BOSTON (AP) — Surveillance video showing terror investigators fatally shooting a man they said had “malicious intent” to kill officers doesn’t show him brandishing a weapon or approaching officers aggressively as police have maintained, his family said Monday.

Usaama Rahim’s family said in a statement that the blurry video shows that the 26-year-old security guard was not the initial aggressor and that he did not appear to be breaking any laws as he walked toward a bus stop on his way to work on June 2.

They suggested many unanswered questions remain, including whether deadly force was necessary and whether the decision to approach Rahim with a team of armed police officers “in a military-like formation, without benefit of a warrant, constituted an attempted illegal arrest.”

“The family asks that the public keep an open mind,” the statement said. “The video reveals part of the story, but not the entire story.”
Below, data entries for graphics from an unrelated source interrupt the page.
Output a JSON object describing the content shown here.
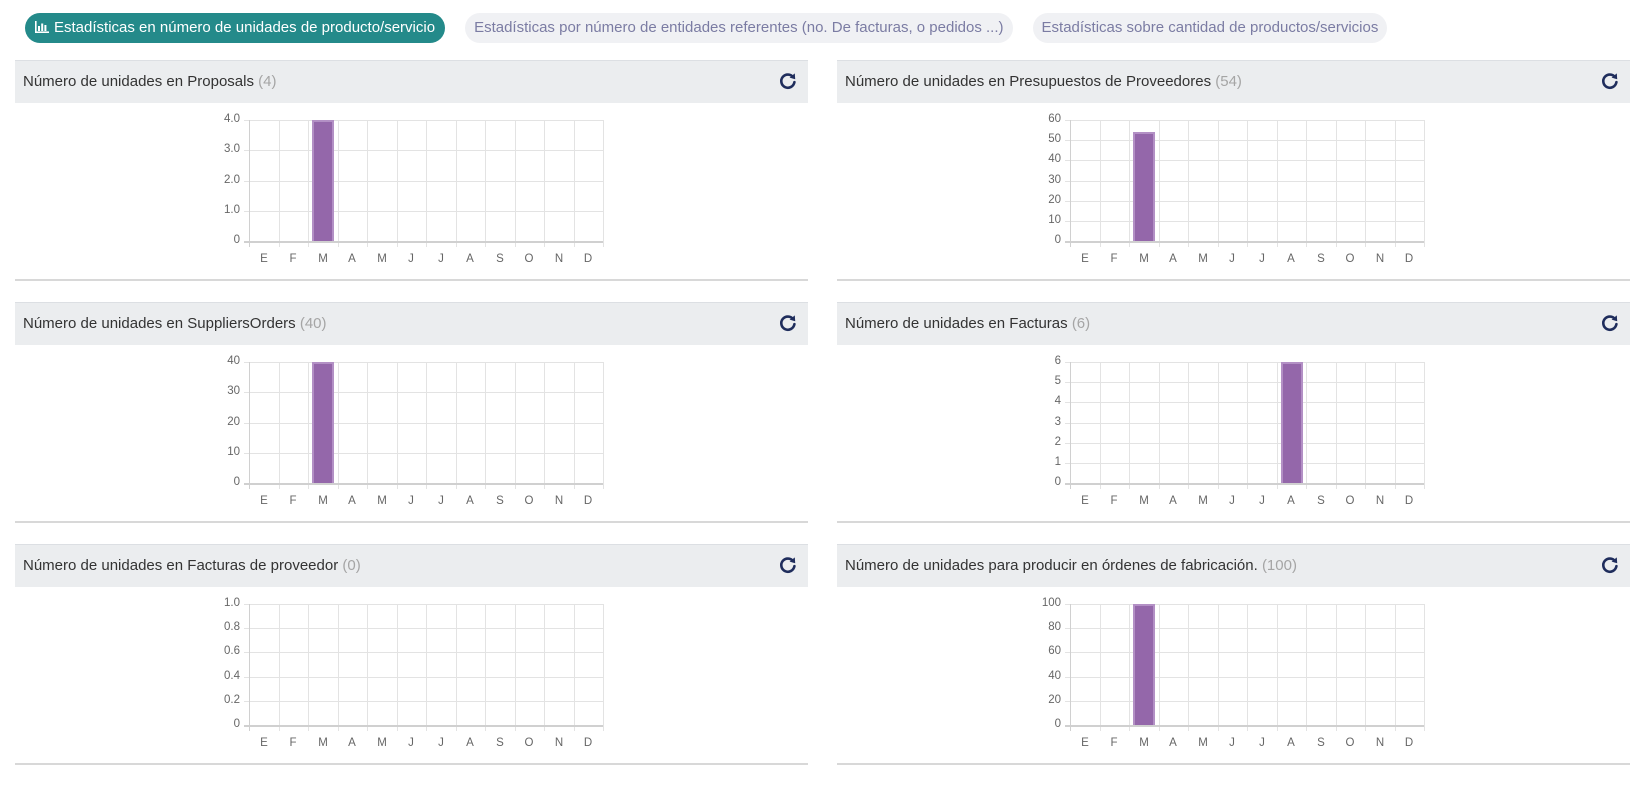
{
  "tabs": [
    {
      "label": "Estadísticas en número de unidades de producto/servicio",
      "icon": "bar-chart-icon",
      "active": true
    },
    {
      "label": "Estadísticas por número de entidades referentes (no. De facturas, o pedidos ...)",
      "active": false
    },
    {
      "label": "Estadísticas sobre cantidad de productos/servicios",
      "active": false
    }
  ],
  "colors": {
    "accent": "#248a8a",
    "bar": "#9467aa",
    "panel_header_bg": "#ebedef",
    "refresh_icon": "#1f2d5c"
  },
  "panels": [
    {
      "title": "Número de unidades en Proposals",
      "count": "(4)",
      "icon": "refresh-icon"
    },
    {
      "title": "Número de unidades en Presupuestos de Proveedores",
      "count": "(54)",
      "icon": "refresh-icon"
    },
    {
      "title": "Número de unidades en SuppliersOrders",
      "count": "(40)",
      "icon": "refresh-icon"
    },
    {
      "title": "Número de unidades en Facturas",
      "count": "(6)",
      "icon": "refresh-icon"
    },
    {
      "title": "Número de unidades en Facturas de proveedor",
      "count": "(0)",
      "icon": "refresh-icon"
    },
    {
      "title": "Número de unidades para producir en órdenes de fabricación.",
      "count": "(100)",
      "icon": "refresh-icon"
    }
  ],
  "chart_data": [
    {
      "type": "bar",
      "title": "Número de unidades en Proposals (4)",
      "categories": [
        "E",
        "F",
        "M",
        "A",
        "M",
        "J",
        "J",
        "A",
        "S",
        "O",
        "N",
        "D"
      ],
      "values": [
        0,
        0,
        4,
        0,
        0,
        0,
        0,
        0,
        0,
        0,
        0,
        0
      ],
      "yticks": [
        "0",
        "1.0",
        "2.0",
        "3.0",
        "4.0"
      ],
      "ylim": [
        0,
        4
      ],
      "xlabel": "",
      "ylabel": "",
      "grid": true,
      "legend": "none"
    },
    {
      "type": "bar",
      "title": "Número de unidades en Presupuestos de Proveedores (54)",
      "categories": [
        "E",
        "F",
        "M",
        "A",
        "M",
        "J",
        "J",
        "A",
        "S",
        "O",
        "N",
        "D"
      ],
      "values": [
        0,
        0,
        54,
        0,
        0,
        0,
        0,
        0,
        0,
        0,
        0,
        0
      ],
      "yticks": [
        "0",
        "10",
        "20",
        "30",
        "40",
        "50",
        "60"
      ],
      "ylim": [
        0,
        60
      ],
      "xlabel": "",
      "ylabel": "",
      "grid": true,
      "legend": "none"
    },
    {
      "type": "bar",
      "title": "Número de unidades en SuppliersOrders (40)",
      "categories": [
        "E",
        "F",
        "M",
        "A",
        "M",
        "J",
        "J",
        "A",
        "S",
        "O",
        "N",
        "D"
      ],
      "values": [
        0,
        0,
        40,
        0,
        0,
        0,
        0,
        0,
        0,
        0,
        0,
        0
      ],
      "yticks": [
        "0",
        "10",
        "20",
        "30",
        "40"
      ],
      "ylim": [
        0,
        40
      ],
      "xlabel": "",
      "ylabel": "",
      "grid": true,
      "legend": "none"
    },
    {
      "type": "bar",
      "title": "Número de unidades en Facturas (6)",
      "categories": [
        "E",
        "F",
        "M",
        "A",
        "M",
        "J",
        "J",
        "A",
        "S",
        "O",
        "N",
        "D"
      ],
      "values": [
        0,
        0,
        0,
        0,
        0,
        0,
        0,
        6,
        0,
        0,
        0,
        0
      ],
      "yticks": [
        "0",
        "1",
        "2",
        "3",
        "4",
        "5",
        "6"
      ],
      "ylim": [
        0,
        6
      ],
      "xlabel": "",
      "ylabel": "",
      "grid": true,
      "legend": "none"
    },
    {
      "type": "bar",
      "title": "Número de unidades en Facturas de proveedor (0)",
      "categories": [
        "E",
        "F",
        "M",
        "A",
        "M",
        "J",
        "J",
        "A",
        "S",
        "O",
        "N",
        "D"
      ],
      "values": [
        0,
        0,
        0,
        0,
        0,
        0,
        0,
        0,
        0,
        0,
        0,
        0
      ],
      "yticks": [
        "0",
        "0.2",
        "0.4",
        "0.6",
        "0.8",
        "1.0"
      ],
      "ylim": [
        0,
        1
      ],
      "xlabel": "",
      "ylabel": "",
      "grid": true,
      "legend": "none"
    },
    {
      "type": "bar",
      "title": "Número de unidades para producir en órdenes de fabricación. (100)",
      "categories": [
        "E",
        "F",
        "M",
        "A",
        "M",
        "J",
        "J",
        "A",
        "S",
        "O",
        "N",
        "D"
      ],
      "values": [
        0,
        0,
        100,
        0,
        0,
        0,
        0,
        0,
        0,
        0,
        0,
        0
      ],
      "yticks": [
        "0",
        "20",
        "40",
        "60",
        "80",
        "100"
      ],
      "ylim": [
        0,
        100
      ],
      "xlabel": "",
      "ylabel": "",
      "grid": true,
      "legend": "none"
    }
  ]
}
Police Commissioner William Evans said Monday in releasing the video that officers “made the right call,” drawing their guns only after backing away and giving Rahim “multiple chances” to drop the military-style knife he was holding.

“We averted a serious tragedy that day,” he said. “I don’t think he was going to go down very easy. …We can second-guess this, but it unraveled so quickly. I believe my officers acted responsibly.”

The brief video comes from a security camera from a nearby Burger King. It shows a man identified by police as Rahim walking through a CVS parking lot on his way to a bus stop in the city’s Roslindale neighborhood.

Six officers, who authorities say were in plainclothes, approach Rahim but appear to back up as Rahim advances toward them.

The officers, who encircle Rahim, then draw their firearms. Rahim, who is mostly obscured by a light pole during the altercation, falls to the ground a few moments later.

There is no audio on the video and it is not clear what specifically led officers to draw their weapons or which officers discharged them. Police have said two officers — an FBI agent and a police officer — fired three shots.

Officials on Monday released the original version of the video as well as a version that zooms in on the encounter. In both, it’s impossible to discern faces and people resemble little more than dark silhouettes with no distinguishing features. The video also isn’t clear enough to make out whether Rahim, who is black and Muslim, was holding a knife.

Authorities last week showed the video to black and Muslim community leaders and Rahim’s family. They promised to release the video publicly after Rahim’s burial, which was Friday.

Darnell Williams, president of the Urban League of Eastern Massachusetts, said last week that the video “150 percent” corroborated the police account of the shooting. But Abdullah Faaruuq, an imam at a Boston mosque where the family prayed, suggested it was “inconclusive” because it’s not clear if Rahim had a knife in his hand.

In the hours after the shooting, Ibrahim Rahim, who leads a mosque in Oakland, California, said on social media that his brother had been shot in the back. The family has since recanted those statements, saying they were based on erroneous third-hand information.

Authorities have said the FBI and Boston police’s Joint Terrorism Task Force had Rahim under 24-hour surveillance.

They say officials intercepted conversations between Rahim and his nephew David Wright that suggested Rahim planned to carry out an attack on police officers soon.

Rahim had also talked about beheading anti-Muslim blogger Pamela Geller before deciding to target “boys in blue,” they say.

Wright, 24, of Everett, was arrested last week on a charge of conspiracy with intent to obstruct a federal investigation. He’s being held in custody pending a June 19 hearing. Wright’s attorney declined to comment.